GIBSON INCORPORATED, KALAMAZOO, MICHIGAN, 1953

Details
JANIS JOPLIN: A STAGE-PLAYED GIBSON J-45 ACOUSTIC GUITAR USED TO PERFORM HER NO.1 HIT 'ME AND BOBBY MCGEE'
GIBSON INCORPORATED, KALAMAZOO, MICHIGAN, 1953
An acoustic guitar, J-45, the logo Gibson applied at the headstock, the factory order number ink stamped internally at the neck block Y4397 18, with mahogany back and sides, the spruce top with sunburst finish, with Brazilian rosewood bridge, the mahogany neck with Brazilian rosewood fingerboard with mother-of-pearl dot inlay, together with original hardshell case applied with various automotive and travel stickers, and a later Gibson case; accompanied by letters of provenance from the late Bob Neuwirth’s partner Paula Batson and Joplin’s former road manager John Byrne Cooke, with a facsimile letter from attorney Robert E. Gordon, Executor of the Janis Joplin Estate, to John Byrne Cooke
Length of back: 20 in. (50.8 cm.)
Overall length: 40 3⁄16 in. (102 cm.)
Provenance
Gifted to Bob Neuwirth by John Byrne Cooke with the approval of the Janis Joplin Estate, circa 1971.

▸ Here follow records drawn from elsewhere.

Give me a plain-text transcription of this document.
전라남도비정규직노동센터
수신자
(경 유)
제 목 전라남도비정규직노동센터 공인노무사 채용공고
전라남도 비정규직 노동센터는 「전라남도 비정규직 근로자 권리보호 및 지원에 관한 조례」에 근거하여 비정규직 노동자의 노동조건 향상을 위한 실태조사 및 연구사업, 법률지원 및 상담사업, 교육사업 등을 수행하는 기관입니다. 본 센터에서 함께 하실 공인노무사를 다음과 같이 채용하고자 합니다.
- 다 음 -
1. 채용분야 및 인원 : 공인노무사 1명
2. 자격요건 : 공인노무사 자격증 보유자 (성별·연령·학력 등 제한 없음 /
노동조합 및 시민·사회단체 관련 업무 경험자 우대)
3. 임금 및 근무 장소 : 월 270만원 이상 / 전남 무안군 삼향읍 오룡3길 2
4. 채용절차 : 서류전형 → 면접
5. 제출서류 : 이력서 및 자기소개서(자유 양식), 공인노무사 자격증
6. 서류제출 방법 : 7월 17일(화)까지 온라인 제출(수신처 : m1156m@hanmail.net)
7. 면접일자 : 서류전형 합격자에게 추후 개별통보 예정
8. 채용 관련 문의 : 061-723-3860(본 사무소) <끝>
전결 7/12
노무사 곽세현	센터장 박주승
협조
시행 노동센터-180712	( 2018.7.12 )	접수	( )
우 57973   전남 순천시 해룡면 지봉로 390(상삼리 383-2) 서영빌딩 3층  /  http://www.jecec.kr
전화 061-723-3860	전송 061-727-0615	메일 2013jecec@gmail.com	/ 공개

By descent to his partner Paula Batson.
Acquired privately from Jeff Gold, Record Mecca, 2022.
Exhibited
Los Angeles, The GRAMMY Museum at L.A. LIVE, Strange, Kozmic Experience: The Doors, Janis Joplin, Jimi Hendrix, 5 April 2010 - 17 January 2011
Bethel, New York, The Museum at Bethel Woods, Strange, Kozmic Experience: The Doors, Janis Joplin, Jimi Hendrix, 16 July – 30 October 2011.
Cleveland, Ohio, Rock & Roll Hall of Fame, October 2019 – June 2022.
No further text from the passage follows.